JACKASS FOREVER
JACKASS FOREVER ★★½☆☆☆
USA 2022
Länge: rund 95 Min.
Regie: Jeff Tremaine
Buch: Jeff Tremaine, Spike Jonze, Johnny Knoxville, Steve-O
Buch: Jeff Tremaine, Spike Jonze, Johnny Knoxville, Steve-O
Cast: Johnny Knoxville, Steve-O, Jason "Wee-Man" Acuña, Chris Pontius, Dave England, Preston Lacy, Ehren McGhehey, Sean "Poopies" McInerney, Eric Manaca, Zach Holmes, Jasper Dolphin, Rachel Wolfson u.v.a.

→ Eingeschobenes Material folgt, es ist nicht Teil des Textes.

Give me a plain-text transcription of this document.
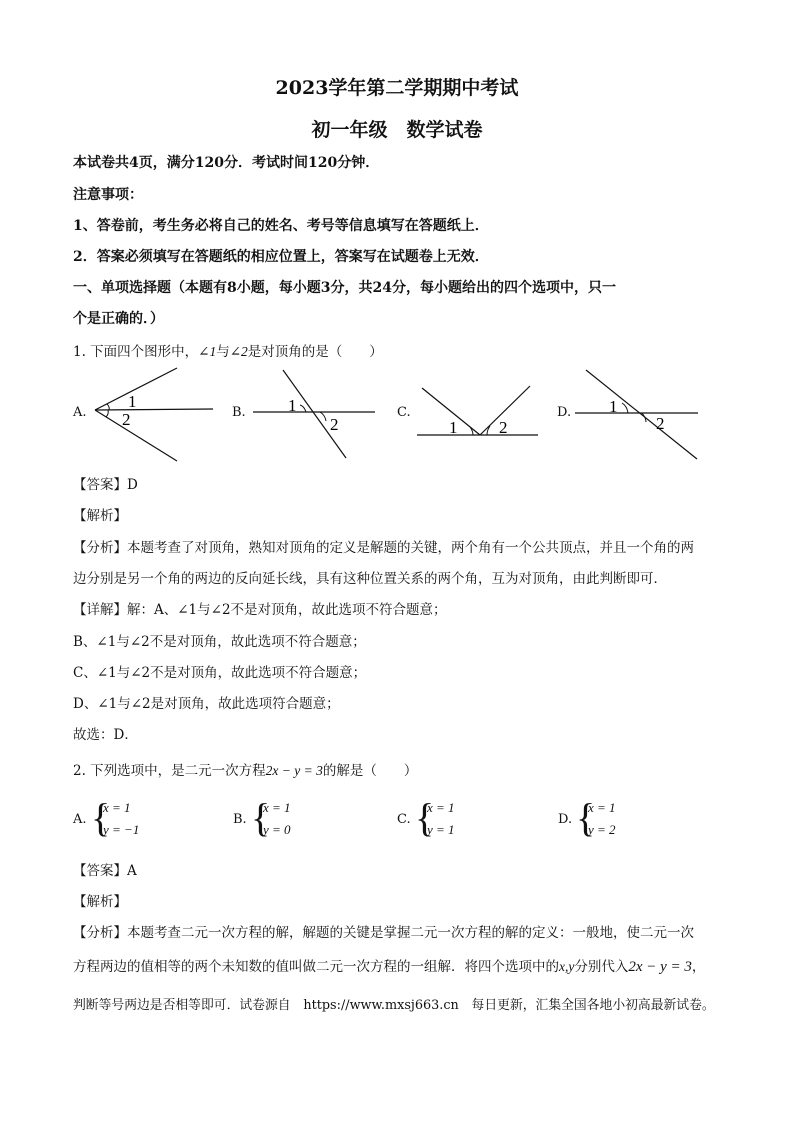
2023学年第二学期期中考试
初一年级　数学试卷
本试卷共4页，满分120分．考试时间120分钟．
注意事项：
1、答卷前，考生务必将自己的姓名、考号等信息填写在答题纸上．
2．答案必须填写在答题纸的相应位置上，答案写在试题卷上无效．
一、单项选择题（本题有8小题，每小题3分，共24分，每小题给出的四个选项中，只一
个是正确的．）
1. 下面四个图形中，∠1与∠2是对顶角的是（　　）
A.
1
2	B. 1
2
C.
1 2
D. 1
2
【答案】D
【解析】
【分析】本题考查了对顶角，熟知对顶角的定义是解题的关键，两个角有一个公共顶点，并且一个角的两
边分别是另一个角的两边的反向延长线，具有这种位置关系的两个角，互为对顶角，由此判断即可．
【详解】解：A、∠1与∠2不是对顶角，故此选项不符合题意；
B、∠1与∠2不是对顶角，故此选项不符合题意；
C、∠1与∠2不是对顶角，故此选项不符合题意；
D、∠1与∠2是对顶角，故此选项符合题意；
故选：D．
2. 下列选项中，是二元一次方程2x − y = 3的解是（　　）
A. {
x = 1
y = −1
B. {
x = 1
y = 0
C. {
x = 1
y = 1
D. {
x = 1
y = 2
【答案】A
【解析】
【分析】本题考查二元一次方程的解，解题的关键是掌握二元一次方程的解的定义：一般地，使二元一次
方程两边的值相等的两个未知数的值叫做二元一次方程的一组解．将四个选项中的x,y分别代入2x − y = 3，
判断等号两边是否相等即可．试卷源自　https://www.mxsj663.cn　每日更新，汇集全国各地小初高最新试卷。
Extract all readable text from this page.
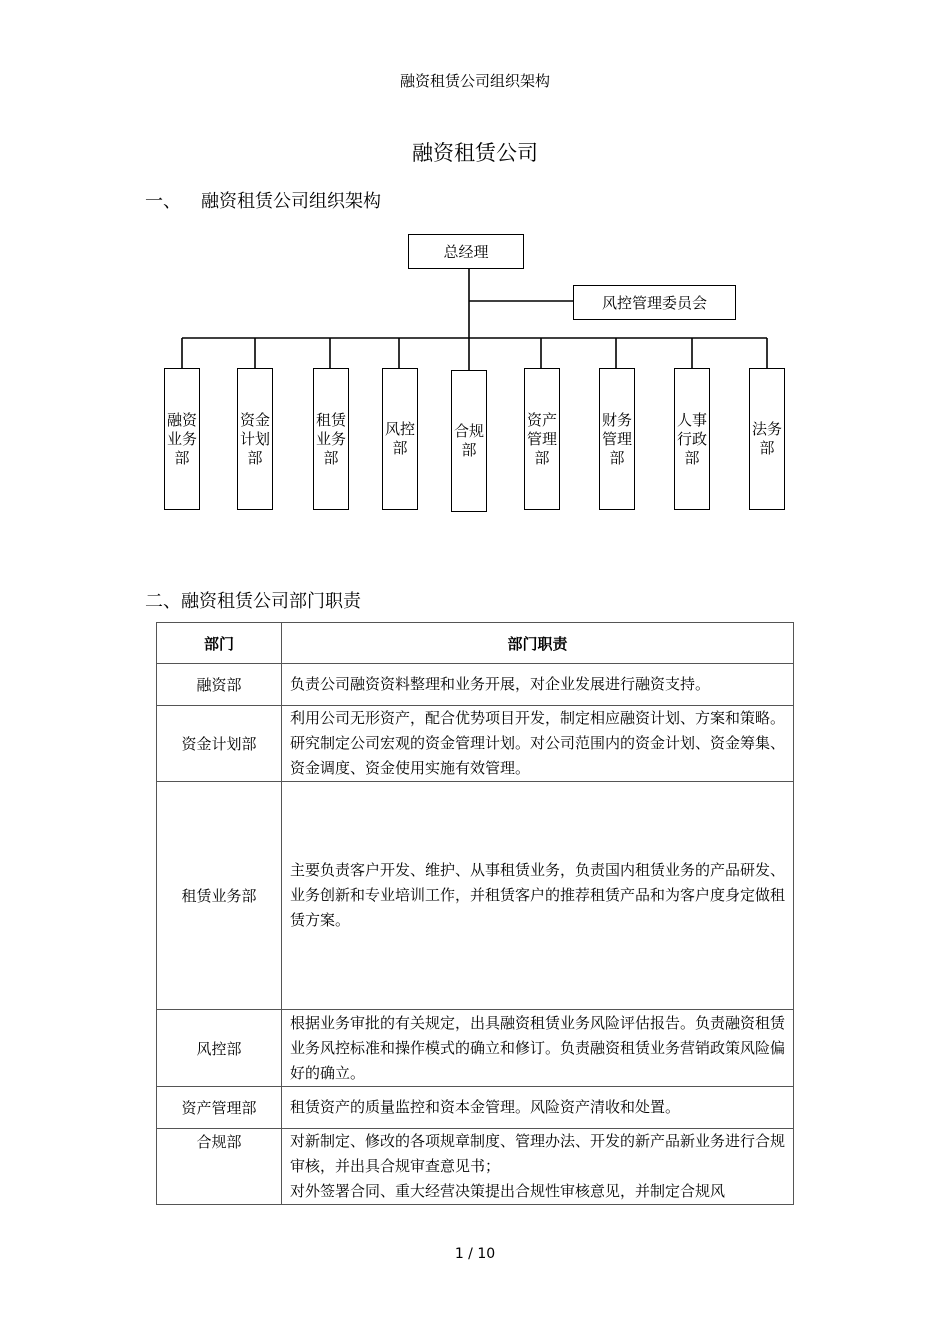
融资租赁公司组织架构
融资租赁公司
一、 融资租赁公司组织架构
总经理
风控管理委员会
融资业务部
资金计划部
租赁业务部
风控部
合规部
资产管理部
财务管理部
人事行政部
法务部
二、融资租赁公司部门职责
部门	部门职责
融资部	负责公司融资资料整理和业务开展，对企业发展进行融资支持。
资金计划部	利用公司无形资产，配合优势项目开发，制定相应融资计划、方案和策略。研究制定公司宏观的资金管理计划。对公司范围内的资金计划、资金筹集、资金调度、资金使用实施有效管理。
租赁业务部	主要负责客户开发、维护、从事租赁业务，负责国内租赁业务的产品研发、业务创新和专业培训工作，并租赁客户的推荐租赁产品和为客户度身定做租赁方案。
风控部	根据业务审批的有关规定，出具融资租赁业务风险评估报告。负责融资租赁业务风控标准和操作模式的确立和修订。负责融资租赁业务营销政策风险偏好的确立。
资产管理部	租赁资产的质量监控和资本金管理。风险资产清收和处置。
合规部	对新制定、修改的各项规章制度、管理办法、开发的新产品新业务进行合规审核，并出具合规审查意见书；
对外签署合同、重大经营决策提出合规性审核意见，并制定合规风
1 / 10
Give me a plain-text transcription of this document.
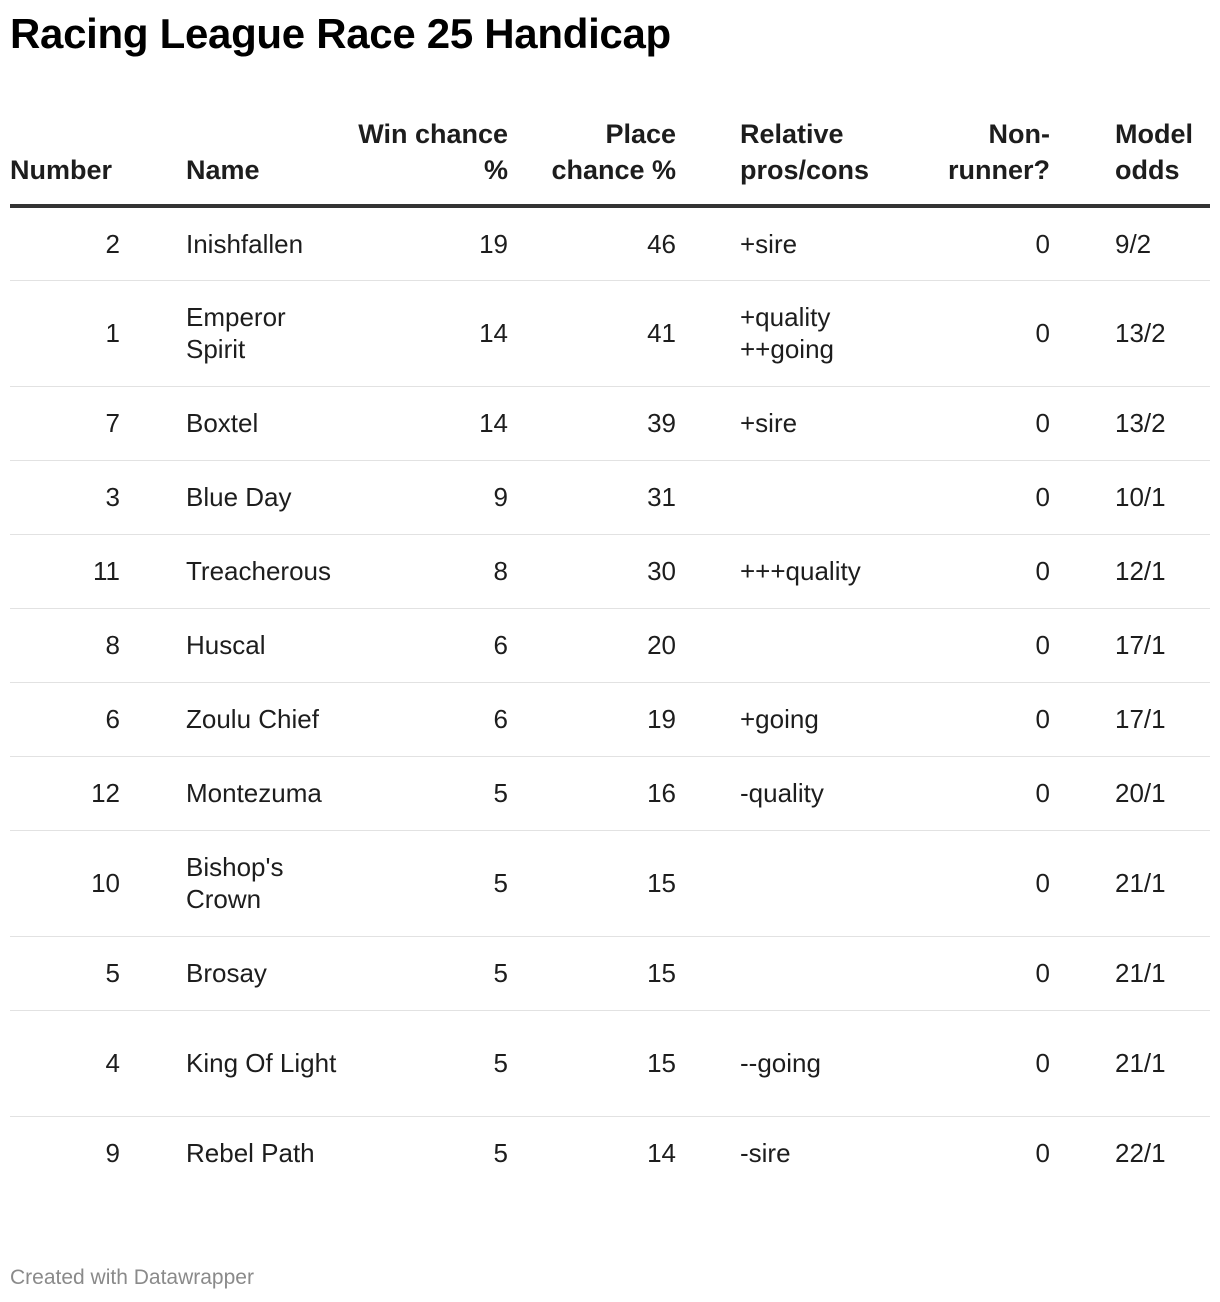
Racing League Race 25 Handicap
Number		Name	Win chance %	Place chance %		Relative pros/cons	Non-runner?		Model odds
2		Inishfallen	19	46		+sire	0		9/2
1		Emperor Spirit	14	41		+quality ++going	0		13/2
7		Boxtel	14	39		+sire	0		13/2
3		Blue Day	9	31			0		10/1
11		Treacherous	8	30		+++quality	0		12/1
8		Huscal	6	20			0		17/1
6		Zoulu Chief	6	19		+going	0		17/1
12		Montezuma	5	16		-quality	0		20/1
10		Bishop's Crown	5	15			0		21/1
5		Brosay	5	15			0		21/1
4		King Of Light	5	15		--going	0		21/1
9		Rebel Path	5	14		-sire	0		22/1
Created with Datawrapper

Kamera: Dimitry Elyashkevich
Schnitt: Sasha Stanton Craven, Matthew Kosinski, Matthew Probst
Musik: Joseph Shirley
Kamera: Dimitry Elyashkevich
Schnitt: Sasha Stanton Craven, Matthew Kosinski, Matthew Probst
Musik: Joseph Shirley
Alle zehn Jahre wieder bringt die legendäre Jackass-Crew einen neuen, kranken Klopper auf die Leinwand. Prinzip der Show: zur gegenseitigen Belustigung und natürlich der des geneigten Publikums malträtieren sich die Probanden selbst bzw. gegenseitig körperlich bis zur absoluten Schmerzgrenze, quälen einander psychisch und verwickeln ahnungslose MitspielerInnen in Versteckte-Kamera-Späße, bei denen natürlich nur sie selbst zu Schaden kommen.
Achtung: im folgenden Text sind für jene, die sich überraschen lassen wollen, womöglich zu viele Spoiler enthalten.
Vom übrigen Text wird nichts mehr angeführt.